Intervention au Mali

Publié le 14 mars 2013 par Rolandlabregere

Une intervention. C’est ainsi qu’a été annoncée dès le 10 janvier l’opération militaire française dont le but est d’enrayer l'offensive des islamistes venus du Nord. Agissant sur le sol africain, à la demande d’une ex-colonie, à proximité des frontières de l’Algérie, il n’est pas, on le comprend, pour la France envisageable de signifier qu’il s’agit d’un engagement apparenté à une guerre. Si ce terme est mentionné, ce n’est qu’avec la précision toute en précaution qu’il s’agit d’une guerre contre le terrorisme, pour le droit des populations. François Hollande justifie la conduite des opérations militaires au Mali comme une lutte « contre le terrorisme, contre la barbarie, contre le fondamentalisme» et comme un combat «pour la liberté religieuse parce que ceux qui étaient traités ainsi étaient des musulmans et que nous étions de leur côté ». (Source AFP, 07/03/2013).

La dénomination de l’engagement en Afghanistan tout au long de sa durée a fait débat. Opération de maintien de la paix, de reconstruction du pays ou guerre ? Le processus d’euphémisation auquel se réfère la communication d’état pour rendre compte des conflits dits asymétriques dans lesquels le pays est engagé a été utilisé pendant la guerre d’Algérie. Les combats ont longtemps été qualifiés d’événements. Le conflit en Afghanistan n’a pas été décrit, à ses débuts, comme une guerre. « Je conteste le mot guerre », déclare en juillet 2010, le ministre de la Défense, sans être contredit. Néanmoins, le Président Sarkosy, un an plus tard, devant la hauteur des pertes au combat, impose un autre point de vue : « Il faut savoir finir une guerre ». Face à l’opinion publique, la brutalité des faits et des chiffres appelle des évolutions langagières.

Qu’en est-il de l’engagement au Mali ? Comme pour celui d’Afghanistan, les troupes occidentales ont affaire à des adversaires irréguliers qualifiés de groupes islamistes armés, de terroristes. A ce jour, Google affiche « environ 15 500 000 résultats », en réponse à intervention au Mali, et « environ 13 400 000 résultats » en réponse à guerre au Mali. Cette dénomination est largement employée par des médias du continent africain. Les médias français préfèrent recourir au terme intervention. Certains évoquent néanmoins l’entrée en guerre de la France. Le discours officiel, les partis pour l’instant unis dans la même position déclinent les raisons du déclenchement de l’intervention militaire.

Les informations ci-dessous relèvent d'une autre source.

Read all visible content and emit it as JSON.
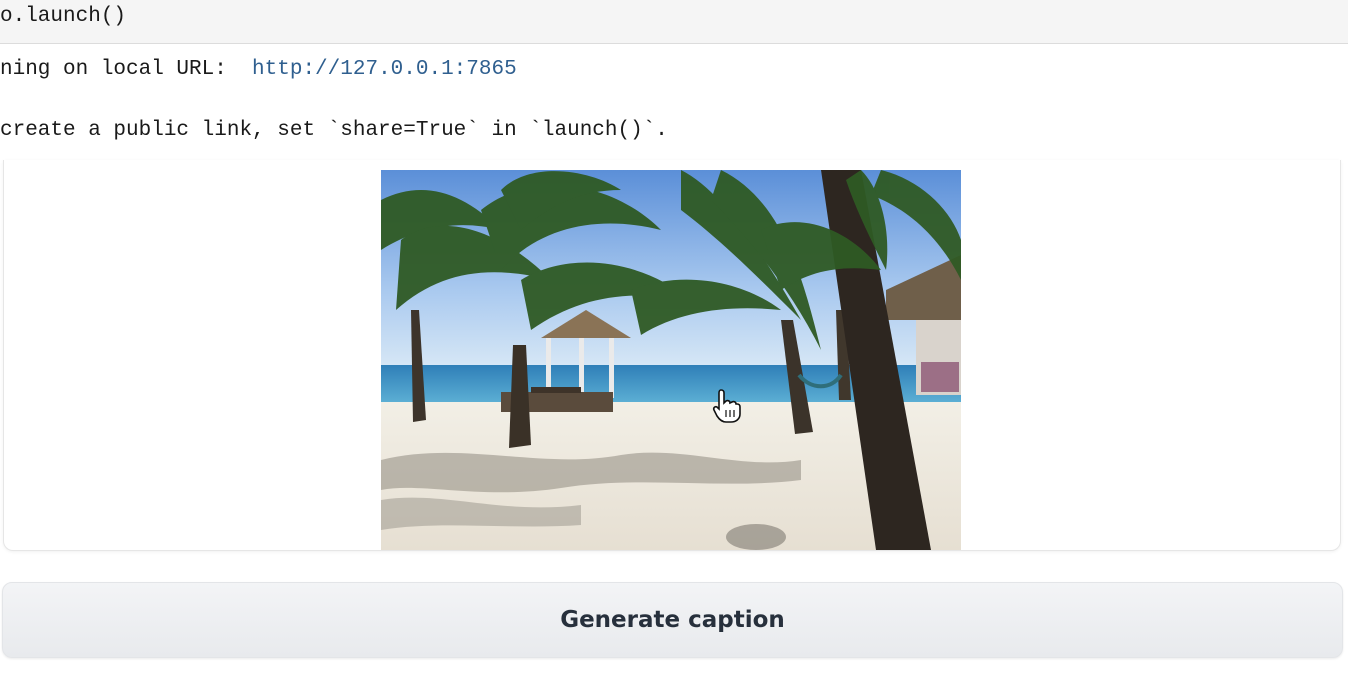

Toutefois, comment qualifier le fait qu’une armée se transporte avec des troupes combattantes, du matériel, de l’intendance sur un sol étranger et que par ailleurs des soldats perdent la vie dans des combats ? La présence des troupes française au Mali illustre l’évolution des conflits qui se mènent désormais hors de l’espace européen. Les interventions militaires se veulent ponctuelles et brèves. Ces objectifs annoncés à l’ouverture s’avèrent incertains au fil du temps. La défense des intérêts nationaux n’est pas officiellement le mobile de l’action. La promotion de valeurs supérieures et la sécurisation des populations sont annoncées comme les éléments d’une politique générale. Intervention laisse entendre des accommodements, des jeux stratégiques et politiques. Guerre suppose un gagnant et un perdant et des processus annexes, négociations, compensations, occupation… Les deux termes ne sont pas équivalents. Le premier peut être le prélude du second.

Le mot guerre n’est cependant pas banni du vocabulaire de la communication. La guerre économique concerne de nombreux secteurs, se joue entre des zones géographiques. La guerre des chefs, souvent guerre de succession est un principe actif dans de nombreuses organisations. Celle qui a fait rage à l’UMP a évolué en combat de coqs. Elle se prolonge par la guerre des mots.